This book needs to be completely revised for today's market and reality. It is filled with anecdotes that do not apply in today's world. Oddly, the author focuses way too much on problems: from getting audited by the IRS (call your accountant), to dealing with delinquent clients (call a Collection Agency), ... He portraits a very hostile world where everything needs to be in writing... (which is actually good advice btw, hence the 2 stars). I think it's great that the author is honest and shares his struggles... But the ENTIRE book has this negative, very rigid undertone.

Here's the catch: while I agree that it's vital to know what to do when things turn bad, starting a career with this sole focus might not be such a good idea... It's incomplete, and frankly very uninspiring.

But unfortunately that's not all–here I'm just stating personal preferences as a reader.

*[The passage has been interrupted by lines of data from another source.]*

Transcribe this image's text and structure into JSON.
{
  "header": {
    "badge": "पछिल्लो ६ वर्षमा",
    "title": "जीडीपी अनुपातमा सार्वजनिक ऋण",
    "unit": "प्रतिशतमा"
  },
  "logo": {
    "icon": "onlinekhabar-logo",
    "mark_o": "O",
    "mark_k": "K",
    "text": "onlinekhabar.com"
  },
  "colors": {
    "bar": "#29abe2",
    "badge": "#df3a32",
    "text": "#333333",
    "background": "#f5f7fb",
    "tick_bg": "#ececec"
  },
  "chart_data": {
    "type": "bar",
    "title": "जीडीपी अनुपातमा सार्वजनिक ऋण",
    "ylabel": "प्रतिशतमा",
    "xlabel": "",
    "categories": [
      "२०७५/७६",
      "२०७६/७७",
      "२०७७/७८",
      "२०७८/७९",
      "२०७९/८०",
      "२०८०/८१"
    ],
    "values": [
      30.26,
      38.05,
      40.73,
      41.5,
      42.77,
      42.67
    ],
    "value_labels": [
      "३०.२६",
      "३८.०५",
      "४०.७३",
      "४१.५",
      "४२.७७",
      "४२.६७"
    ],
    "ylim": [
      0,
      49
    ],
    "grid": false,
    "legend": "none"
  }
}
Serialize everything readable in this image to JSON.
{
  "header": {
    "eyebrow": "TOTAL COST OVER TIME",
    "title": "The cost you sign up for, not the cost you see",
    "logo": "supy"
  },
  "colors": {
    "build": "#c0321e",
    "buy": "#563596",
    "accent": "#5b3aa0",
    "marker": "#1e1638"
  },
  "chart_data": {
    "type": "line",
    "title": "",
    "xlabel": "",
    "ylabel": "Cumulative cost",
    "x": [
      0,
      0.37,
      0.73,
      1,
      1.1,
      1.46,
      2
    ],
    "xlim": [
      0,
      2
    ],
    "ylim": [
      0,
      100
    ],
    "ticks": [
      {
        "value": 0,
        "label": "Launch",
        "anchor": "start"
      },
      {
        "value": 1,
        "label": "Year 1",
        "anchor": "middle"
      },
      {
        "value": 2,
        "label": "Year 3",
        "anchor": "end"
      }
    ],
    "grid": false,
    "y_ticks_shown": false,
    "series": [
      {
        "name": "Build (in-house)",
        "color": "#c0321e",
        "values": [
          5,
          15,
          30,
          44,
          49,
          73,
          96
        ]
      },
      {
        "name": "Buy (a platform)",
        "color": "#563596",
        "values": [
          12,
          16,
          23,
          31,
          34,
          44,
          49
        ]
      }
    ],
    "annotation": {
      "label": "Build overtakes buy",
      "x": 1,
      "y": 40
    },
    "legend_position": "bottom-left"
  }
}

Here's the real problem... the book is lacking in "business best practices" that actually matter in today's world:

- nothing on social media
- nothing on marketing
- nothing on promotional strategies
- nothing on website creation
- nothing about personal branding
- nothing about understanding the culture of your specific market
- nothing on how to approach a new client
- nothing on self-generated projects
- nothing on success stories of today's photographers sharing insights on the way they work
Etc, etc,...

These elements are obviously vital, and the author avoid them altogether.